A former education minister, Oby Ezekwesili, has called for an urgent “neutral approach” from well-meaning Nigerians to the ongoing strike of the Academic Staff Union of Universities, ASUU, saying that the strike “is now beyond government and the union”.
Ezekwesili who spoke on the sidelines of a one-day dialogue on Education in Abuja on Thursday, said both parties have so far failed to set the ground rules for a principal negotiation.
“This is no longer a matter between the government and ASUU, this has become a matter between the people of Nigeria, government and ASUU,” she noted.
The former minister recommended a way out of the dilemma: “I think the citizens must now demand a neutral approach in the search for a solution to the kind of university system that we want to run. In this drive, we must see the need for urgency”.
Earlier, Ahmed Makarfi, a senator and former governor of Kaduna State, noted that Nigeria as multi-religious and multi-ethnic nation, had all the necessary ingredients to develop into a great nation.
Makarfi expressed regrets that lack of purposeful leadership from the country’s birth had stifled its march to progress.
“It doesn’t take much to see that if we have as a people harnessed and deployed our disparate individual endowments and abilities in pursuit and promotion of the collective good of the country, no force will be capable of stopping our historic march to greatness,” he said.
He noted that government on its part had at various times come up with measures that would facilitate integration and unity, but ineffective implementation of policies had continued to deter progress.
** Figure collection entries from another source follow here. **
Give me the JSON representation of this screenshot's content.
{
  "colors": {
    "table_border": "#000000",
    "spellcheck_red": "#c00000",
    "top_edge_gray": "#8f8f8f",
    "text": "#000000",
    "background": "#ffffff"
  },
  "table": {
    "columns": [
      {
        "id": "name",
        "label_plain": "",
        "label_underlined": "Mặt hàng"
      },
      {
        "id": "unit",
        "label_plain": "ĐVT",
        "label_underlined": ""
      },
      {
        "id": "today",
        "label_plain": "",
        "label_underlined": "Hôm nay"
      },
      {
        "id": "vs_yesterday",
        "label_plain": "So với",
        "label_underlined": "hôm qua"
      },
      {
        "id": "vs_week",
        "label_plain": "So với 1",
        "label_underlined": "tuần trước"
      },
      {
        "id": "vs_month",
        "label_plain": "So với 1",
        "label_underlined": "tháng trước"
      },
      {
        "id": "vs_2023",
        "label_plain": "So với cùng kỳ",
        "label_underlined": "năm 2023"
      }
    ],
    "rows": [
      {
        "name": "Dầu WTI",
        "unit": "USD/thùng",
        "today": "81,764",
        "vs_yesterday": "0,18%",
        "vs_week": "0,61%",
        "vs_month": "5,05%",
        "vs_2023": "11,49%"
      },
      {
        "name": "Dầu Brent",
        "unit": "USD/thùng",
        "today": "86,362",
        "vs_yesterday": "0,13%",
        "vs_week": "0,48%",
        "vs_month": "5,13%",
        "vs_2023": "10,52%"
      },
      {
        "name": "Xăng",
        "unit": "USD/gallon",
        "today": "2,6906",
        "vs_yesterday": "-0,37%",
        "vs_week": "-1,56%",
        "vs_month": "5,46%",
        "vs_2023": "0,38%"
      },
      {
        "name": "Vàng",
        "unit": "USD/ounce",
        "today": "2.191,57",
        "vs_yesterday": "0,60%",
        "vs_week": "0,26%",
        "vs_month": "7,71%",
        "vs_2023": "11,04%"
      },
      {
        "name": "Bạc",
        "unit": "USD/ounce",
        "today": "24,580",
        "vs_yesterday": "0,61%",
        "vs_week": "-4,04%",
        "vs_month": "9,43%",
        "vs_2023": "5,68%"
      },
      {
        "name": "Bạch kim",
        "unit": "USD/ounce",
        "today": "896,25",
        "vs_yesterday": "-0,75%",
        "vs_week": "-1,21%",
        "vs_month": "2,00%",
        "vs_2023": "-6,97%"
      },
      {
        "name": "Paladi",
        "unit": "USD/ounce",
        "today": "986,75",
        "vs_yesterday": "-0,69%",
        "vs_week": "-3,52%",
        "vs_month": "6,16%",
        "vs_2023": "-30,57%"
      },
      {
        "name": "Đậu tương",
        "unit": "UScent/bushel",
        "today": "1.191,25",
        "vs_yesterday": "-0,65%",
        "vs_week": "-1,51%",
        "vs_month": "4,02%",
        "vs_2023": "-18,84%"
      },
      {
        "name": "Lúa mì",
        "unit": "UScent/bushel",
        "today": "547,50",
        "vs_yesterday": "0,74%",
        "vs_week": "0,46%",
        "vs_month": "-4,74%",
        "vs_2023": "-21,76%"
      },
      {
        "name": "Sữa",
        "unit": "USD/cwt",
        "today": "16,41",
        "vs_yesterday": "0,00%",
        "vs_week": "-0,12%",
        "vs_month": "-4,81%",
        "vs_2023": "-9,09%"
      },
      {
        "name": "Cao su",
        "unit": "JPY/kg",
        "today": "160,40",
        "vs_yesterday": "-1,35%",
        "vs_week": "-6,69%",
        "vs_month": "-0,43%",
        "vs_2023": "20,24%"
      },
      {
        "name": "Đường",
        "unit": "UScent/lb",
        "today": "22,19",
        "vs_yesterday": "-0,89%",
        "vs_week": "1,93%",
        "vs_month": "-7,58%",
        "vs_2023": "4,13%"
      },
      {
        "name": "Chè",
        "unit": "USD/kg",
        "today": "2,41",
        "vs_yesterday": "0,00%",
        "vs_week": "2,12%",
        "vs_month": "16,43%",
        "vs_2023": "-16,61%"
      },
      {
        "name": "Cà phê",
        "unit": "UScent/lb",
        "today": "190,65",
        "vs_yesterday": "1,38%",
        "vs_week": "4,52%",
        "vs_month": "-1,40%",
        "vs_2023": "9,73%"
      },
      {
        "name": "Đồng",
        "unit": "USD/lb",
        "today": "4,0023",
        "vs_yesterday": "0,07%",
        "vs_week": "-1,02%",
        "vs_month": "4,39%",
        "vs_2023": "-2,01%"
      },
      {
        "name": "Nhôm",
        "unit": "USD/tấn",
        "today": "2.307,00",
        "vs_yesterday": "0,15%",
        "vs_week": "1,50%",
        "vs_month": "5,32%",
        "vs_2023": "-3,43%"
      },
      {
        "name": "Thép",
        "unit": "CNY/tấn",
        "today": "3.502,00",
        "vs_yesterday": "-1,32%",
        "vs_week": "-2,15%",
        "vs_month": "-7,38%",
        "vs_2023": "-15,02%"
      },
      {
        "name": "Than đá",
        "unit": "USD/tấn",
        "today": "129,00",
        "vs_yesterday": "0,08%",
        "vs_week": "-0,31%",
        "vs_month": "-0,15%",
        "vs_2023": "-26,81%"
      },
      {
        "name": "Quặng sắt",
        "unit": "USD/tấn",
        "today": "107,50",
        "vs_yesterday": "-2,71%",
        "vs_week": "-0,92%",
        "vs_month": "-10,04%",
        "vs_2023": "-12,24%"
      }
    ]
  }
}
Makarfi maintained that only an effective education system, delivered in appropriate environment, would enable Nigerians see things in their proper context.
House of representative member, Nnenna Ukeje, who co-chaired the event, said unity schools were the greatest investment in human resource that Nigeria had ever made.
Ukeje said instead of fostering the ideals for which unity schools were established, things that bind the country together were being downplayed, while those things that divide us were exaggerated.
The dialogue, organised by Unity Schools Old Students’ Association, USOSA, had the theme “Good Governance and National Unity”.